The European Commission has published its delegated Regulation setting out the criteria for identifying endocrine disrupting chemicals (EDCs) under the biocidal products Regulation (BPR) in the EU Official Journal. The criteria will apply from 7 June 2018.
Unlike the proposal for EDC criteria for plant protection products, the European Parliament and Council did not block the BPR proposal from entry into force. The PPP proposal was vetoed in October, sending the European Commission back to the drawing board to come up with an amended measure.
This means the BPR regime will be the first to apply the criteria. Eventually, they are expected to become applicable across sectors of EU law, such as cosmetics, toys and food contact materials.
The biocides authorities are currently finalising work on guidance papers for their implementation.
Two papers, laying down how the criteria should affect active substances and biocidal products, have been on the agenda for last week's meeting of the biocides competent authorities (CA), and several meetings before.
The European Commission said it hopes to finalise and adopt the papers early next year. The next CA meeting will be held on 10-12 January.
Both papers have been subject to heated discussion. Industry has voiced concerns over the Commission's plans to apply the criteria to both biocidal actives and non-active substances (co-formulants) in pending product authorisation applications.
Law firm Steptoe and Johnson flagged up potential legal issues with the proposal too, calling it an "overreach" that goes beyond the BPR's remit.
And Echa has said that information on co-formulants is limited and that will create problems in the assessment, for example, data ownership disputes with substance suppliers.
The agency has also expressed concern that active substance evaluations will face delays from the criteria's implementation. It said gathering additional data needed to assess substances for ED properties could add months, or years, to an assessment.
It asked the CAs last week to clarify when the criteria would affect active substances that have already been assessed by Echa's Biocidal Products Committee (BPC).

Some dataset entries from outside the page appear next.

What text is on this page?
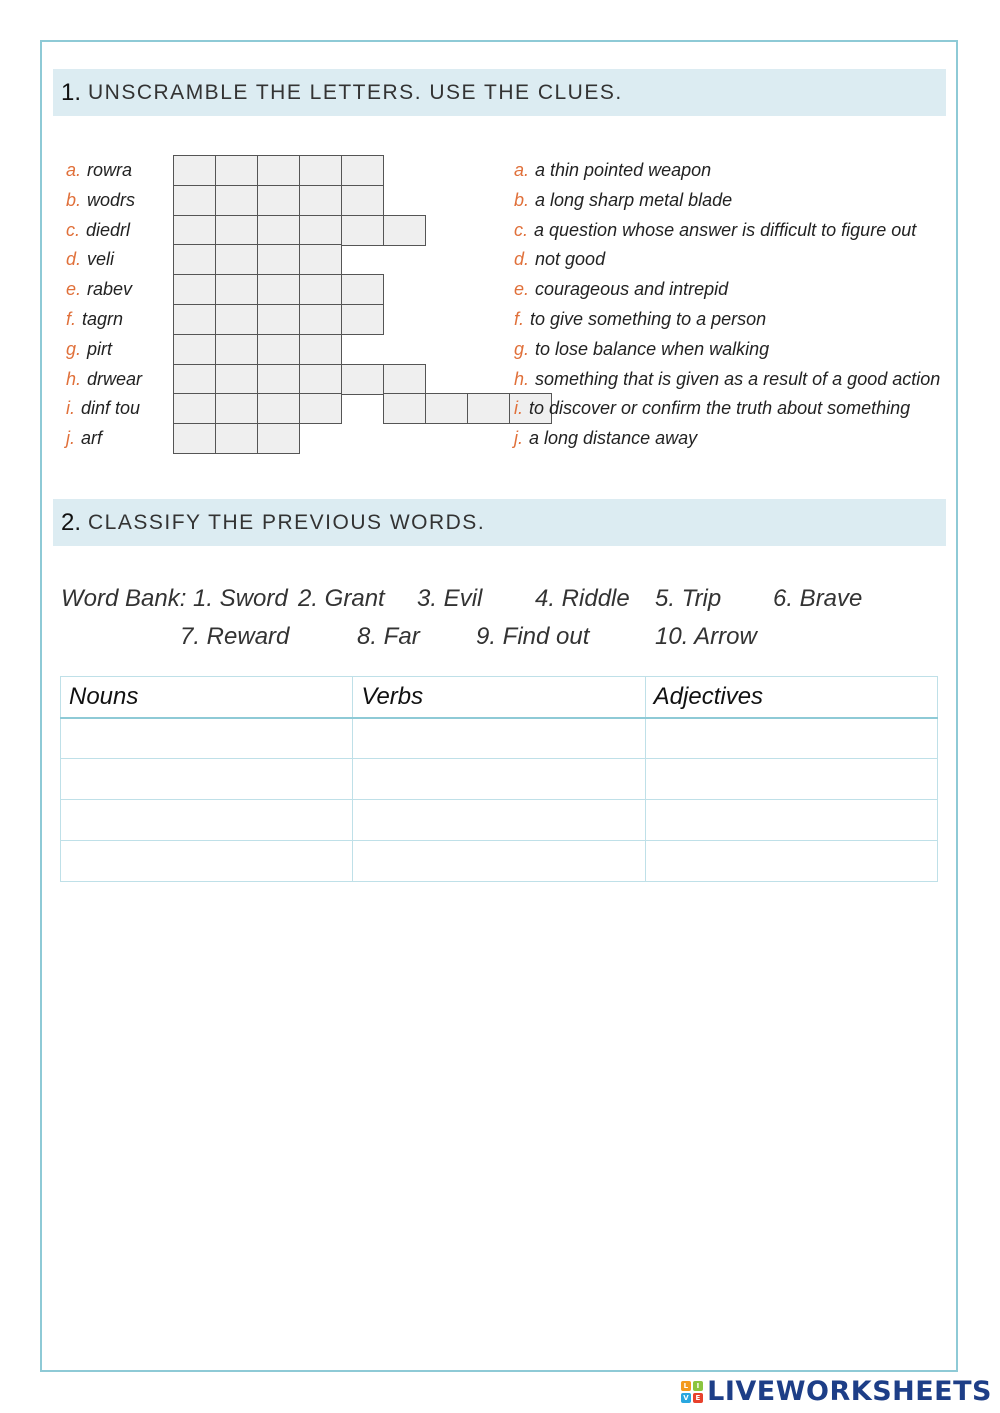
1. UNSCRAMBLE THE LETTERS. USE THE CLUES.
a. rowra	a. a thin pointed weapon
b. wodrs	b. a long sharp metal blade
c. diedrl	c. a question whose answer is difficult to figure out
d. veli	d. not good
e. rabev	e. courageous and intrepid
f. tagrn	f. to give something to a person
g. pirt	g. to lose balance when walking
h. drwear	h. something that is given as a result of a good action
i. dinf tou	i. to discover or confirm the truth about something
j. arf	j. a long distance away
2. CLASSIFY THE PREVIOUS WORDS.
Word Bank: 1. Sword 2. Grant 3. Evil 4. Riddle 5. Trip 6. Brave
7. Reward	8. Far 9. Find out	10. Arrow
Nouns	Verbs	Adjectives

L	I
V E LIVEWORKSHEETS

The agency wants to avoid BPC Opinions being sent back to the committee to be checked for ED properties retrospectively.
Echa says it will reject a substance evaluation by an evaluating CA, if it does not contain an assessment for ED properties, from the date the criteria apply.
The Commission asked Echa to discuss these situations with the relevant CAs directly.
Meanwhile, Echa and the European Food Safety Authority (Efsa) have confirmed they intend to publish draft guidance on the EDC criteria in early December.
The team with responsibility for the guidance gave a status update to last week's meeting of the Competent Authorities for REACH and CLP (Caracal).
It is processing more than 1,800 comments received during the second consultation on the matter, which involved member state competent authorities, industry and "public interest stakeholder organisations".
Echa told the CAs last week that it expects to revise the paper by March 2018, and publish the final guidance in May 2018.